Beberapa kumpulan angsa dan burung air lainnya membentuk formasi anak panah, terbang melintas diatas kepalanya. Sejenak dia menatap ujung laut selat Malaka yang berkelip keperakan. Beberapa perahu dan kapal nelayan dalam siluet bayangan matahari sore menghiasi laut keperakan teluk Melaka dengan acak. Pemandangan surgawi yang sangat indah.

Sambil menarik napas dalam-dalam, Capitão Hugo Fonseca memandangi keindahan teluk Melaka yang melatari kota pelabuhan Melaka. Capitão Hugo memiliki banyak kenangan di kota ini. Kenangan yang akan terus diingat sepanjang sisa hidupnya. Dia mengingat pertama kali tiba di kota ini. Dia datang dengan pertempuran hebat yang membentuk sejarah kota dijalur lalu lintas perdagangan tersibuk di dunia ini. Baik atau-pun buruk, sejarah telah dia goreskan. Diperjalanan hidupnya yang mendekati akhir usia, dia membuat dan menemukan banyak kenangan. Baik atau-pun buruk, kenangan itu sudah menjadi bagian dari dirinya.
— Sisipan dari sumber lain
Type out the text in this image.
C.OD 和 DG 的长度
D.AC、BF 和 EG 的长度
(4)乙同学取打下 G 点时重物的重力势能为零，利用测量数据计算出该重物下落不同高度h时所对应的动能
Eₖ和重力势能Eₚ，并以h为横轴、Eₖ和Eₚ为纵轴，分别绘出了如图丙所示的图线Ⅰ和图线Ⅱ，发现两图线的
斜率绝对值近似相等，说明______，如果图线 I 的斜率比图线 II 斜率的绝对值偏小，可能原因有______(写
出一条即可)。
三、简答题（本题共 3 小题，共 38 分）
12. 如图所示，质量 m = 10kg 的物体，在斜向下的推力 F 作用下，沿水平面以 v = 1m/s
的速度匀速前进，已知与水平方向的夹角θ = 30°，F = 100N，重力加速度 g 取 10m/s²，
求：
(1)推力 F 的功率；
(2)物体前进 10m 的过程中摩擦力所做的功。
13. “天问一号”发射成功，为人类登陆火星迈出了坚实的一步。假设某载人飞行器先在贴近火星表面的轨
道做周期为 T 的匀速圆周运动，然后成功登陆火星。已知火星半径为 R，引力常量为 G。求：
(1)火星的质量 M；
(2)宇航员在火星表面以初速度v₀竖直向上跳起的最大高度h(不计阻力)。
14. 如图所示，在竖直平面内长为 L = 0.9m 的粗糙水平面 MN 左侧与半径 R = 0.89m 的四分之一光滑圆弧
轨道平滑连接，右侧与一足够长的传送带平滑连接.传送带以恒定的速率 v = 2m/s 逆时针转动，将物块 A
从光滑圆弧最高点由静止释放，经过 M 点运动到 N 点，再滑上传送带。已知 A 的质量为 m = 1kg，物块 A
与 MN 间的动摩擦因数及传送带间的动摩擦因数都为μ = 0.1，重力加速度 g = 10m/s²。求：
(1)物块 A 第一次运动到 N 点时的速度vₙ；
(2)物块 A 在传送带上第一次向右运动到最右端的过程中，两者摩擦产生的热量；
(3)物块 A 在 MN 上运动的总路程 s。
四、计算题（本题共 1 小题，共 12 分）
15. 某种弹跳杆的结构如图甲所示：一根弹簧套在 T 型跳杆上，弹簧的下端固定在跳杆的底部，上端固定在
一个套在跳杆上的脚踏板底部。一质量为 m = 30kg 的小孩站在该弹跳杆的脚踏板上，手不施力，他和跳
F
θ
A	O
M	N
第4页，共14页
Sambil tersenyum, dia menoleh kearah tujuannya sore ini. Kaki tuanya mulai melangkah lagi, menyusuri jalan batu yang dibangun dengan keahlian insinyur-insinyur eropa yang dipadu ketelitian tukang-tukang batu dari jawa. Langkah-langkah panjangnya berhenti didepan sebidang tanah pekarangan yang rimbun. Pekarangan itu dipenuhi oleh pohon akasia yang tumbuh rendah. Disalah satu sudut pekarangan, tampak sebuah batu besar mencuat dikelilingi rumput manila yang berdaun kecil. Diatas batu itu duduk seorang pelaut tua, ditemani seorang pelaut muda berambut kasar, berwarna merah.

Ditengah-tengah bidang tanah tersebut, berdiri sebuah rumah panggung bergaya Melayu yang mungil. Rumah berdinding kayu itu terlihat bersih dan rapi, sehingga dapat dipastikan yang menempati rumah mungil itu adalah seseorang yang rapi, memiliki kepekaan dan teliti. Penempatan lampu suluh untuk menerangi bagian luar rumah itupun ditata dengan baik.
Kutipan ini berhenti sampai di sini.